Когда я была с Джеффом, преобладало очарование. Но вскоре Джефф нашел на один месяц место редактора в каком-то популярном спортивном журнале; он уходил в полдевятого утра и возвращался под вечер. Я оставалась в Нью-Йорке одна.
Первую неделю, к счастью, стояла прекрасная погода, и я все дни проводила неподалеку от входа в Центральный парк: наблюдала за кормящими матерями и двойняшками на роликовых коньках, учила английский, читала и писала маме и Ингрид длинные эсэмэски. А собственно, как пишутся романы? — однажды в этой связи осенило меня. Это всего лишь длинные текстовые сообщения.
Ответить всем.
Потом погода испортилась, и на моей любимой скамейке посреди Strawberry Fields[35] мне стало холодно (я вам уже говорила, что я страшная мерзлячка?). Поэтому я переселилась в одно маленькое бистро на West 72nd Street, где мы с Джеффом несколько раз завтракали. Там пекли совершенно изумительные блины (ела я их с шоколадом или кокосом, а бывало и с классическим кленовым сиропом); кроме того, в бистро меня уже знали, и я могла спокойно просидеть там все дождливое утро, не привлекая к себе особого внимания. Одна симпатичная чернокожая официантка даже доливала мне (причем бесплатно) орехового кофе.
— Where are you from?[36] — однажды спросила она меня.
Мне приятно было, что она заговорила со мной. Только сейчас я заметила, что у нее перевязана левая рука.
— Czech Republik[37], — ответила я. — Czechoslovakia.
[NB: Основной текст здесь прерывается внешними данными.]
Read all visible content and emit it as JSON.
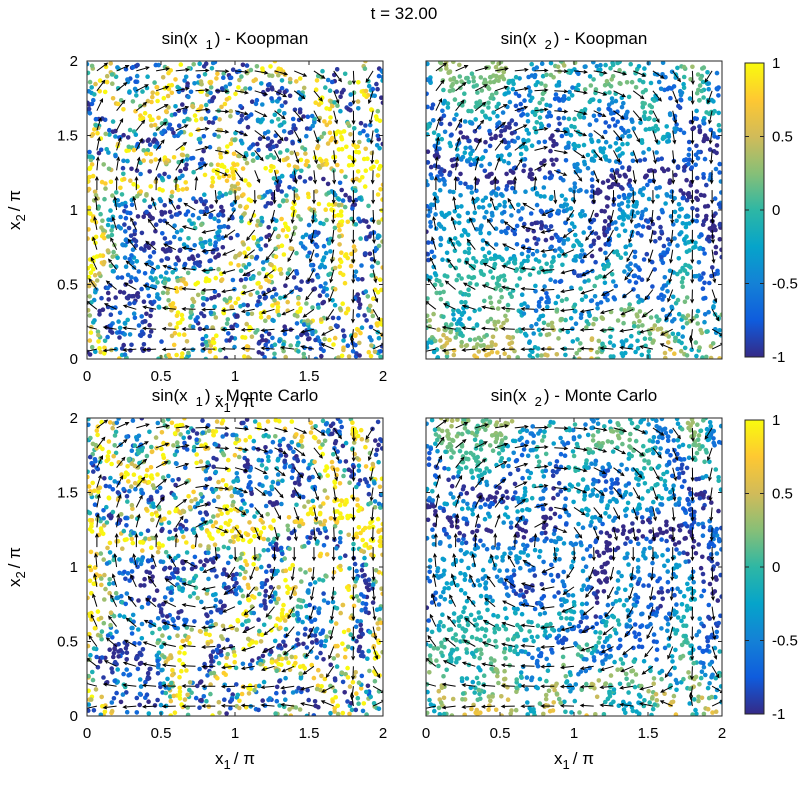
{
  "figure": {
    "title": "t = 32.00"
  },
  "colorbar": {
    "min": -1,
    "max": 1,
    "tick_labels": [
      "1",
      "0.5",
      "0",
      "-0.5",
      "-1"
    ],
    "tick_values": [
      1,
      0.5,
      0,
      -0.5,
      -1
    ],
    "colormap_stops": [
      "#352a87",
      "#0f5cdd",
      "#1481d6",
      "#06a4ca",
      "#2eb7a4",
      "#87bf77",
      "#d1bb59",
      "#fec832",
      "#f9fb0e"
    ]
  },
  "chart_data": [
    {
      "type": "scatter",
      "title": "sin(x 1) - Koopman",
      "title_main": "sin(x",
      "title_sub": "1",
      "title_rest": ") - Koopman",
      "variable": "sin(x1)",
      "method": "Koopman",
      "xlabel": "x 1 / π",
      "ylabel": "x 2 / π",
      "xlim": [
        0,
        2
      ],
      "ylim": [
        0,
        2
      ],
      "xticks": [
        "0",
        "0.5",
        "1",
        "1.5",
        "2"
      ],
      "yticks": [
        "0",
        "0.5",
        "1",
        "1.5",
        "2"
      ],
      "xtick_values": [
        0,
        0.5,
        1,
        1.5,
        2
      ],
      "ytick_values": [
        0,
        0.5,
        1,
        1.5,
        2
      ],
      "color_range": [
        -1,
        1
      ],
      "overlay": "velocity quiver arrows (black)"
    },
    {
      "type": "scatter",
      "title": "sin(x 2) - Koopman",
      "title_main": "sin(x",
      "title_sub": "2",
      "title_rest": ") - Koopman",
      "variable": "sin(x2)",
      "method": "Koopman",
      "xlabel": "",
      "ylabel": "",
      "xlim": [
        0,
        2
      ],
      "ylim": [
        0,
        2
      ],
      "xticks": [],
      "yticks": [],
      "xtick_values": [
        0,
        0.5,
        1,
        1.5,
        2
      ],
      "ytick_values": [
        0,
        0.5,
        1,
        1.5,
        2
      ],
      "color_range": [
        -1,
        1
      ],
      "overlay": "velocity quiver arrows (black)"
    },
    {
      "type": "scatter",
      "title": "sin(x 1) - Monte Carlo",
      "title_main": "sin(x",
      "title_sub": "1",
      "title_rest": ") - Monte Carlo",
      "variable": "sin(x1)",
      "method": "Monte Carlo",
      "xlabel": "x 1 / π",
      "ylabel": "x 2 / π",
      "xlim": [
        0,
        2
      ],
      "ylim": [
        0,
        2
      ],
      "xticks": [
        "0",
        "0.5",
        "1",
        "1.5",
        "2"
      ],
      "yticks": [
        "0",
        "0.5",
        "1",
        "1.5",
        "2"
      ],
      "xtick_values": [
        0,
        0.5,
        1,
        1.5,
        2
      ],
      "ytick_values": [
        0,
        0.5,
        1,
        1.5,
        2
      ],
      "color_range": [
        -1,
        1
      ],
      "overlay": "velocity quiver arrows (black)"
    },
    {
      "type": "scatter",
      "title": "sin(x 2) - Monte Carlo",
      "title_main": "sin(x",
      "title_sub": "2",
      "title_rest": ") - Monte Carlo",
      "variable": "sin(x2)",
      "method": "Monte Carlo",
      "xlabel": "x 1 / π",
      "ylabel": "",
      "xlim": [
        0,
        2
      ],
      "ylim": [
        0,
        2
      ],
      "xticks": [
        "0",
        "0.5",
        "1",
        "1.5",
        "2"
      ],
      "yticks": [],
      "xtick_values": [
        0,
        0.5,
        1,
        1.5,
        2
      ],
      "ytick_values": [
        0,
        0.5,
        1,
        1.5,
        2
      ],
      "color_range": [
        -1,
        1
      ],
      "overlay": "velocity quiver arrows (black)"
    }
  ]
}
Она подняла брови и кивнула, но это было не слишком убедительно.
Она спросила, что я делаю в Нью-Йорке.
С минуту я раздумывала: если быть искренней, мечтаю, попробовала я объяснить ей по-английски. Мечтаю здесь о мужчине своей жизни. Об идеальном мужчине…
— Об идеальном мужчине? — рассмеялась громко официантка. — Ты мечтаешь в Нью-Йорке об идеальном мужчине?! — повторила она и оглядела зал, обнажив розовые десны.
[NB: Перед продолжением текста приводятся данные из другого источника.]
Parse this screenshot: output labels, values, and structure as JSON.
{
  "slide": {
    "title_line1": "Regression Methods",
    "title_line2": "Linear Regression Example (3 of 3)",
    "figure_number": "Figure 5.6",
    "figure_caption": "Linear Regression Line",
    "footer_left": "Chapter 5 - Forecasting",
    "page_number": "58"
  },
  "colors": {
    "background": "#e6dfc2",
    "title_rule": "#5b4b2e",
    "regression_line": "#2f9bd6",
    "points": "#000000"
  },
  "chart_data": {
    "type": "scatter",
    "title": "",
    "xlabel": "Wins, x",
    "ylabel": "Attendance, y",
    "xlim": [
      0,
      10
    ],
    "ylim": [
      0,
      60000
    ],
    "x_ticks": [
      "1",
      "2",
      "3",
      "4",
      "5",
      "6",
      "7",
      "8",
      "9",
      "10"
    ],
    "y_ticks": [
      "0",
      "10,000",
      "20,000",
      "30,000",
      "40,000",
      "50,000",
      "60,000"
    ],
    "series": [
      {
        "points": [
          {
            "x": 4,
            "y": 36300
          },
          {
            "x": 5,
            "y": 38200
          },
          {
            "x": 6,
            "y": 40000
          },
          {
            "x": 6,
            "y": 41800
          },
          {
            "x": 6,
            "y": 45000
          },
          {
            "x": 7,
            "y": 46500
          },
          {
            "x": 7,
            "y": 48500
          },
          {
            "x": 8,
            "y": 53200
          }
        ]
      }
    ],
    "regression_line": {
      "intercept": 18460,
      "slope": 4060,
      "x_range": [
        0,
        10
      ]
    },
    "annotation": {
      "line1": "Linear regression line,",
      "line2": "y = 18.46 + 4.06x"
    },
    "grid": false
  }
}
У меня создалось неприятное впечатление, что она собирается позвать из кухни всех своих сослуживиц и показать им меня.
Но, к счастью, этого не случилось.
— Идеального мужчины не существует, золотая, — только и сказала она мне в поучение и весело удалилась.
4
Послеобеденное время я проводила, главным образом, в вестибюлях гостиниц, преимущественно больших и шумных, чтобы не привлекать к себе внимания. Я садилась в какое-нибудь кресло и читала, но то и дело поглядывала на часы, делая вид, что кого-то здесь жду. За соседними столами молча сидели пожилые супружеские пары. Вот вам типичный пример: она с шиньоном, он с усеянными печеночными пятнами руками, они молча пьют кофе и дорогое вино и награждают улыбками лишь обслуживающего их официанта. «Супружество», — думаю я.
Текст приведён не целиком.